Ada pula, beberapa dampak perceraian terhadap anak laki dan perempuan yang mungkin terjadi. Yaitu:

Dampak Perceraian Terhadap Anak Perempuan

  1. Anak perempuan cenderung mengalami hal negatif setelah perceraian orangtuanya, seperti depresi, marah dan gangguan psikologis. Untungnya, gejala ini biasanya akan berkurang perlahan.
  2. Anak perempuan yang diasuh oleh ibu dan memiliki hubungan baik, bisa membantu meredakan stress pada anak lebih cepat ketimbang anak tinggal bersama ayahnya. 
  3. Hubungan antara ibu dan anak perempuan cenderung bertahan terhadap dampak perceraian.
  4. Sebagian anak perempuan, terutama yang kehilangan support dari orangtuanya, cenderung mengalami penurun akademis dan enggan untuk berusaha maksimal.
  5. Dampak perceraian bisa mengubah perkembangan fisik pada remaja putri. Contoh, banyak anak perempuan dari orangtua yang bercerai dan menikah lagi, mengalami perubahan (perkembangan) fisik lebih awal.
  6. Banyak anak perempuan merasa ‘dipaksa’ untuk bersikap dewasa lebih awal. Penyebabnya, karena orangtua sedang mengalami efek perceraian dan juga membutuhkan pengertian serta dukungan anak. Banyak ibu yang merasa anak perempuannya sebagai teman atau tempat berkeluh kesah.
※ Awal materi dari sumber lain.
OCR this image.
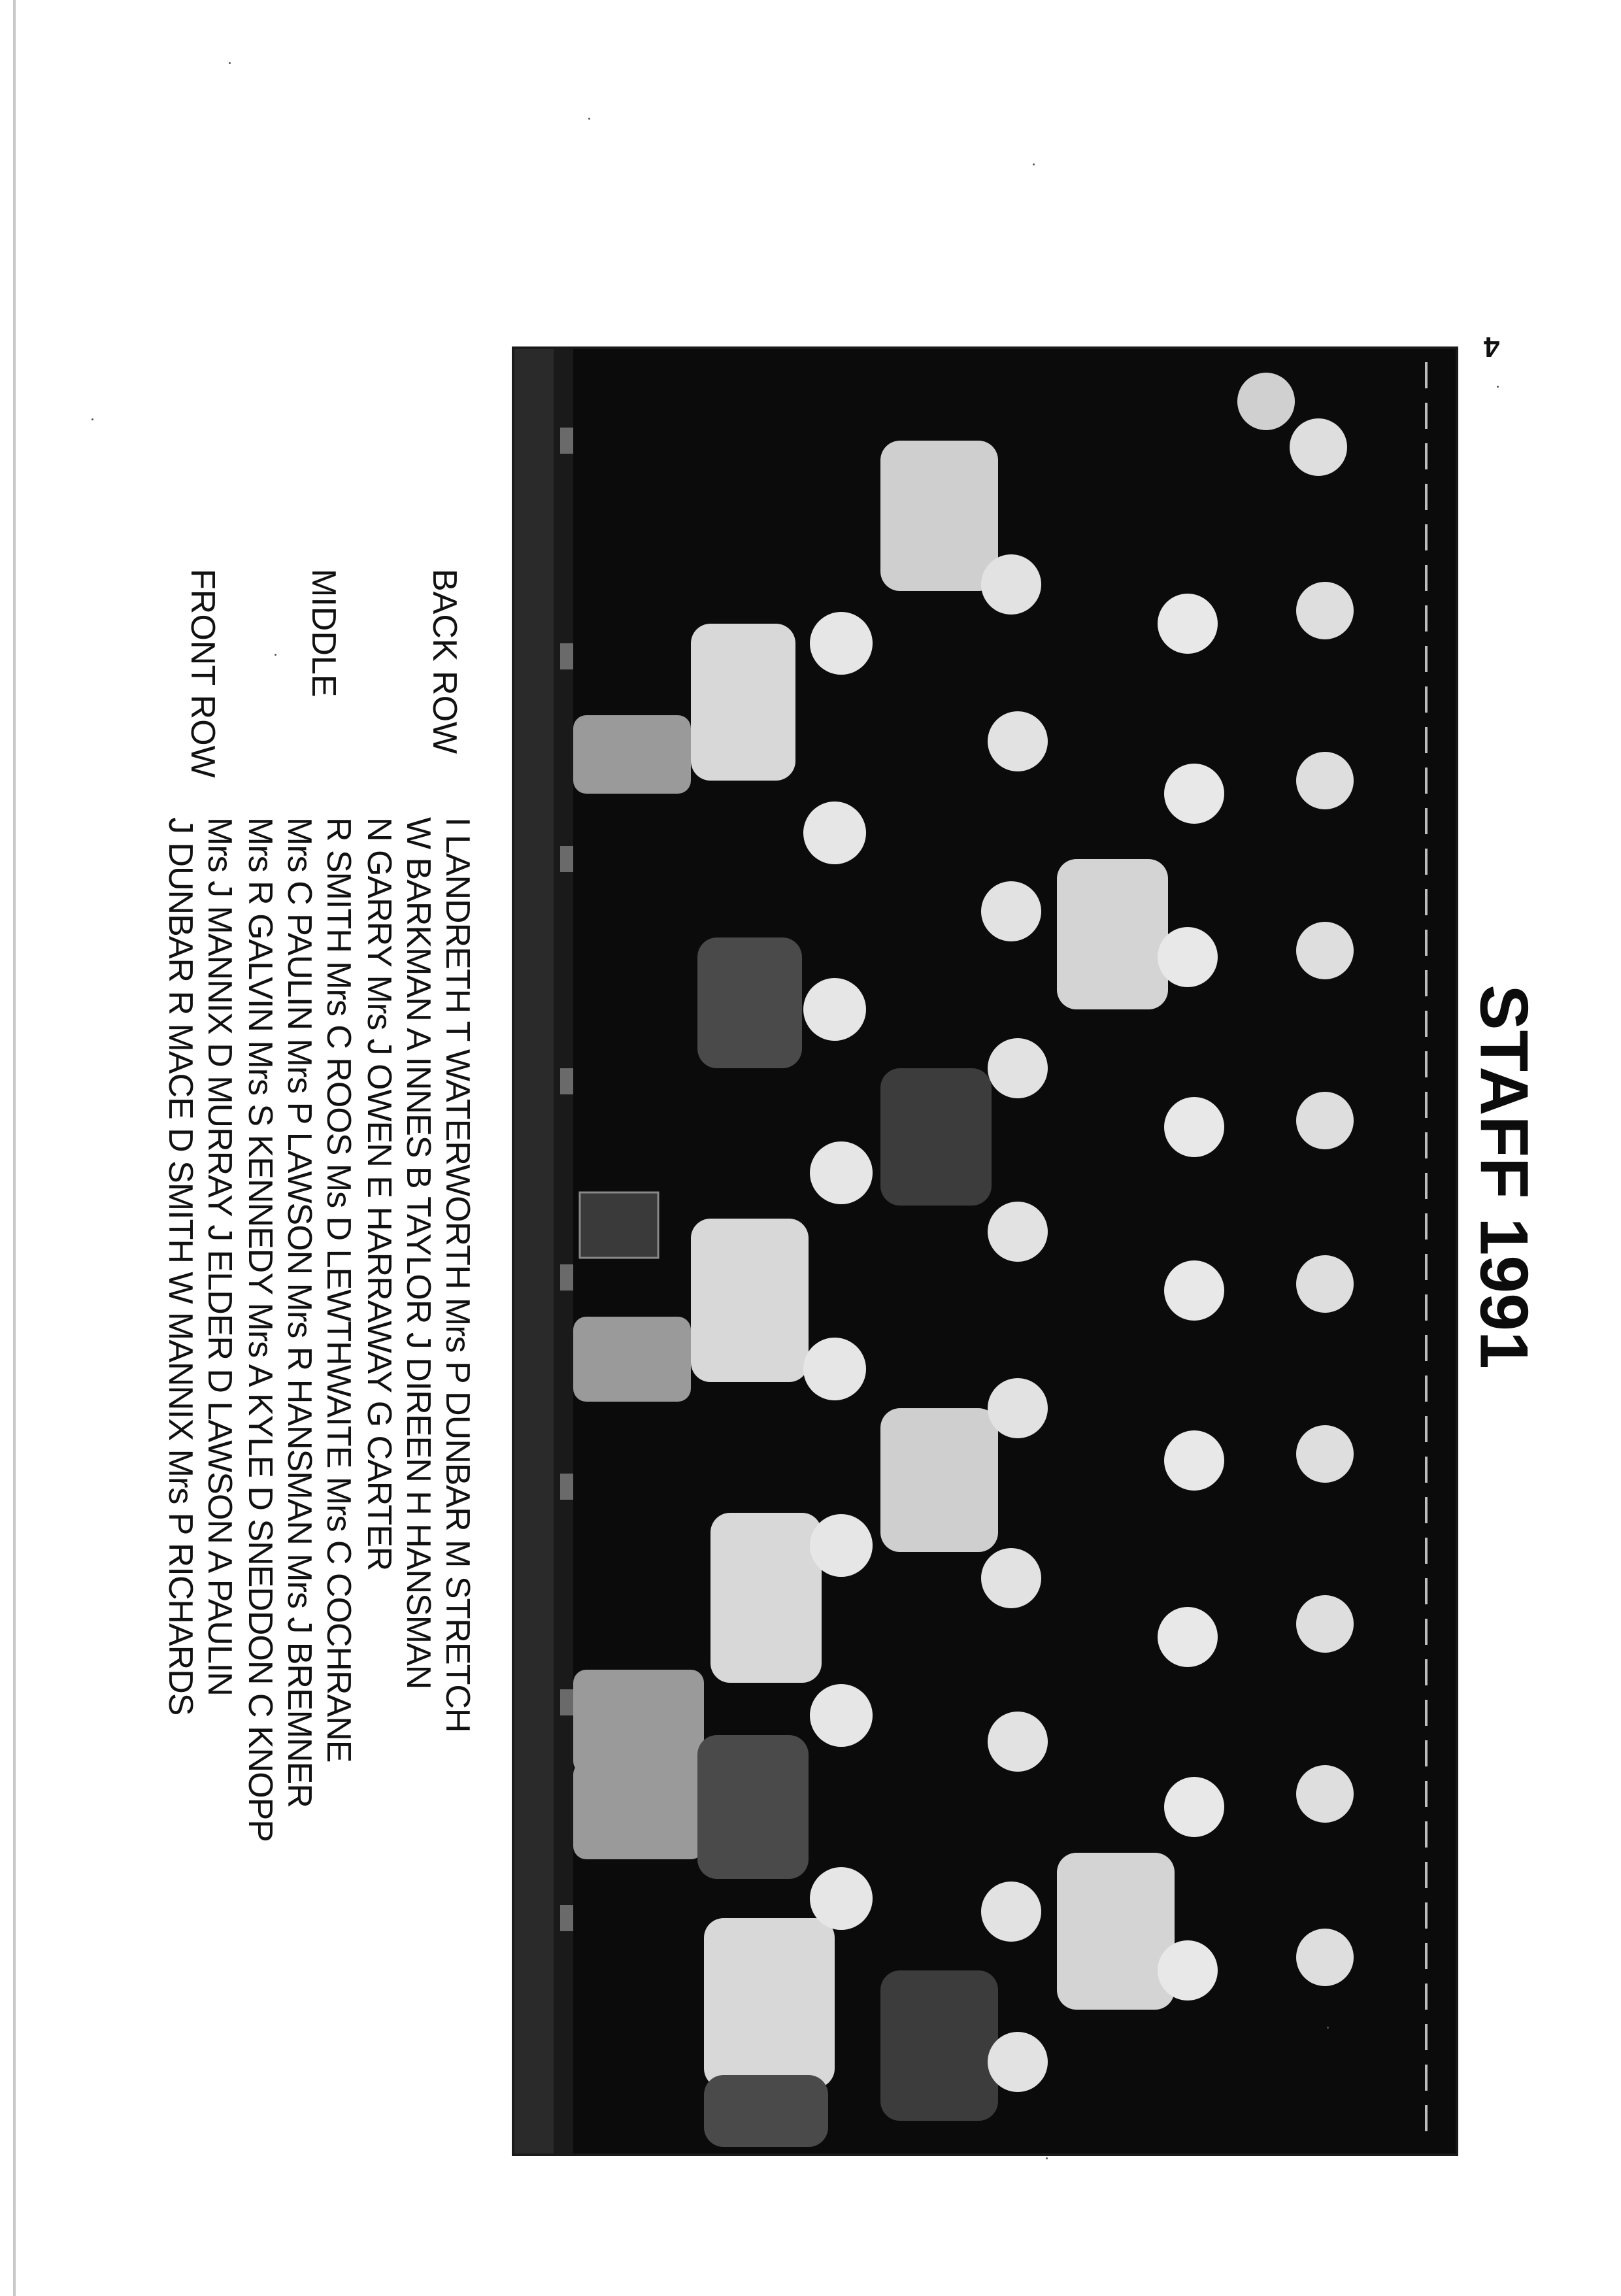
4
STAFF 1991
BACK ROW
MIDDLE
FRONT ROW
I LANDRETH T WATERWORTH Mrs P DUNBAR M STRETCH
W BARKMAN A INNES B TAYLOR J DIREEN H HANSMAN
N GARRY Mrs J OWEN E HARRAWAY G CARTER
R SMITH Mrs C ROOS Ms D LEWTHWAITE Mrs C COCHRANE
Mrs C PAULIN Mrs P LAWSON Mrs R HANSMAN Mrs J BREMNER
Mrs R GALVIN Mrs S KENNEDY Mrs A KYLE D SNEDDON C KNOPP
Mrs J MANNIX D MURRAY J ELDER D LAWSON A PAULIN
J DUNBAR R MACE D SMITH W MANNIX Mrs P RICHARDS
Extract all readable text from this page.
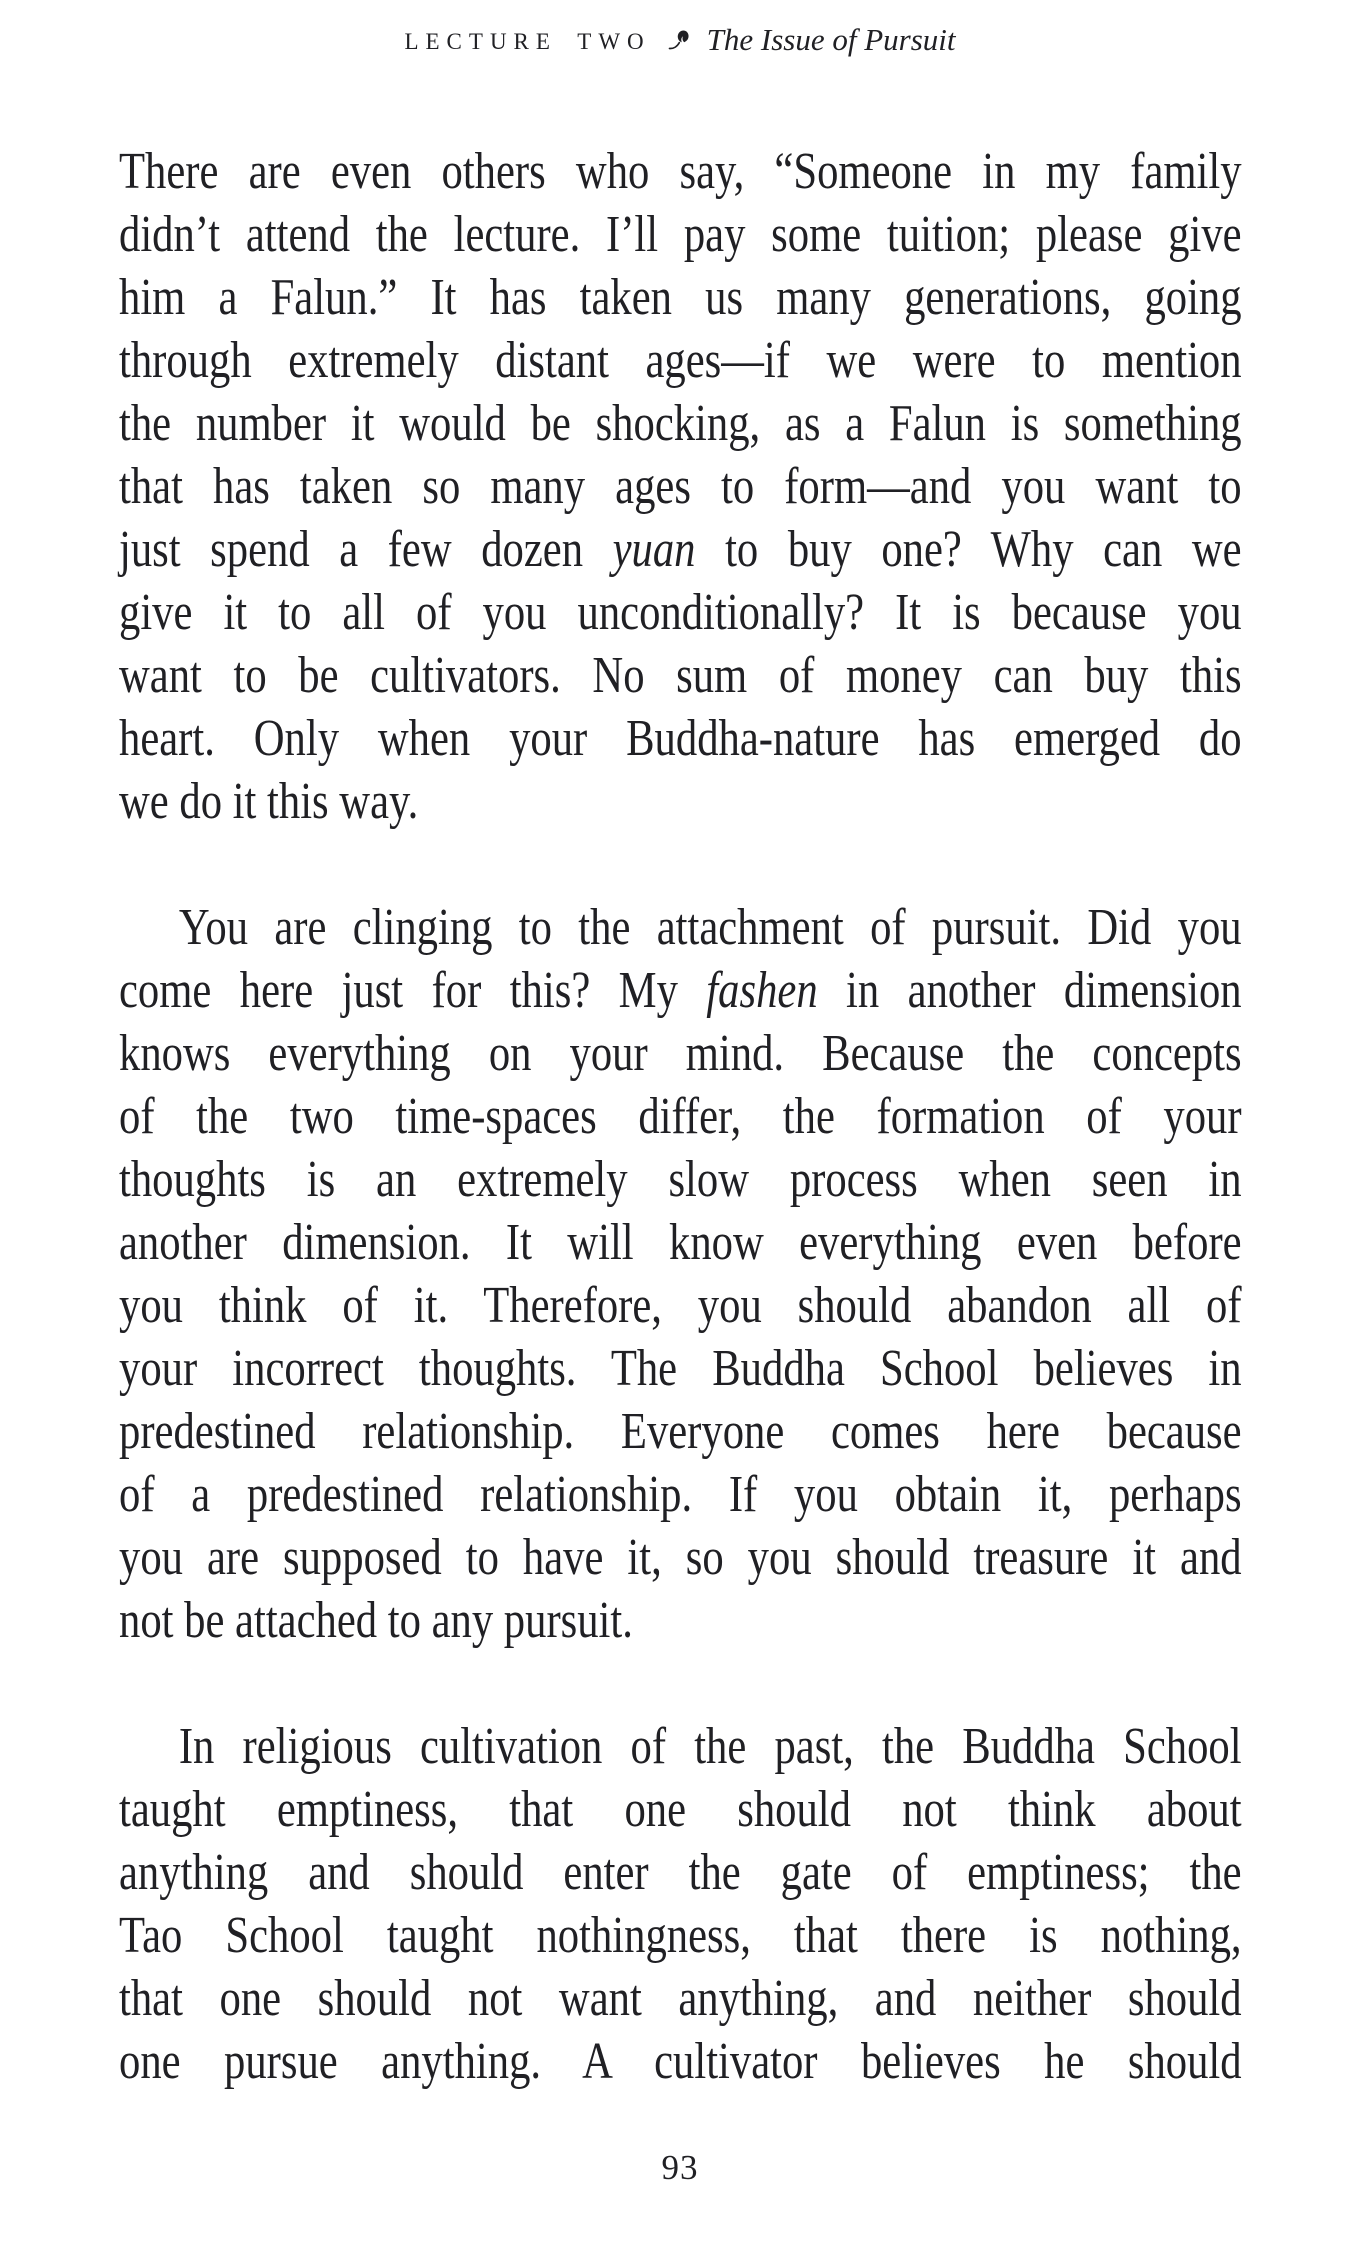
LECTURE TWO The Issue of Pursuit
There are even others who say, “Someone in my family
didn’t attend the lecture. I’ll pay some tuition; please give
him a Falun.” It has taken us many generations, going
through extremely distant ages—if we were to mention
the number it would be shocking, as a Falun is something
that has taken so many ages to form—and you want to
just spend a few dozen yuan to buy one? Why can we
give it to all of you unconditionally? It is because you
want to be cultivators. No sum of money can buy this
heart. Only when your Buddha-nature has emerged do
we do it this way.
You are clinging to the attachment of pursuit. Did you
come here just for this? My fashen in another dimension
knows everything on your mind. Because the concepts
of the two time-spaces differ, the formation of your
thoughts is an extremely slow process when seen in
another dimension. It will know everything even before
you think of it. Therefore, you should abandon all of
your incorrect thoughts. The Buddha School believes in
predestined relationship. Everyone comes here because
of a predestined relationship. If you obtain it, perhaps
you are supposed to have it, so you should treasure it and
not be attached to any pursuit.
In religious cultivation of the past, the Buddha School
taught emptiness, that one should not think about
anything and should enter the gate of emptiness; the
Tao School taught nothingness, that there is nothing,
that one should not want anything, and neither should
one pursue anything. A cultivator believes he should
93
Hal ini membuat anak berusaha bersikap seperti orang dewasa. Sayangnya, hal ini seringkali tidak disadari oleh orangtua, dan bisa membuat anak kesulitan.
  7. Anak perempuan yang ditinggal ayahnya sejak usia dini, cenderung hamil pada usia yang lebih muda.
  8. Anak perempuan dari orangtua yang berpisah bisa mengalami kurangnya tingkat kepercayaan dan kepuasan terhadap pasangannya. 

Dampak Perceraian Terhadap Anak Laki-Laki

  1. Proses perceraian meningkatkan risiko bagi anak laki-laki untuk berkelakuan buruk, misalnya bertengkar atau agresi. 
  2. Perceraian meningkatkan risiko anak laki-laki terlibat perilaku nakal. Efek ini semakin meningkat jika banyak konflik pada pernikahan orangtuanya sebelum perceraian terjadi.
  3. Percerian secara signifikan memengaruhi psikologis anak laki-laki. Banyak anak yang merasa kehilangan harga dirinya.
  4. Anak laki-laki cenderung lebih menerima kehadiran ayah tirinya atau bisa menjadi amat dekat, ketimbang dengan anak perempuan.
  5. Anak laki-laki dari orangtua yang berpisah, cenderung melakukan seks dini, bahkan sebagian di antara mereka menderita penyakit seks menular.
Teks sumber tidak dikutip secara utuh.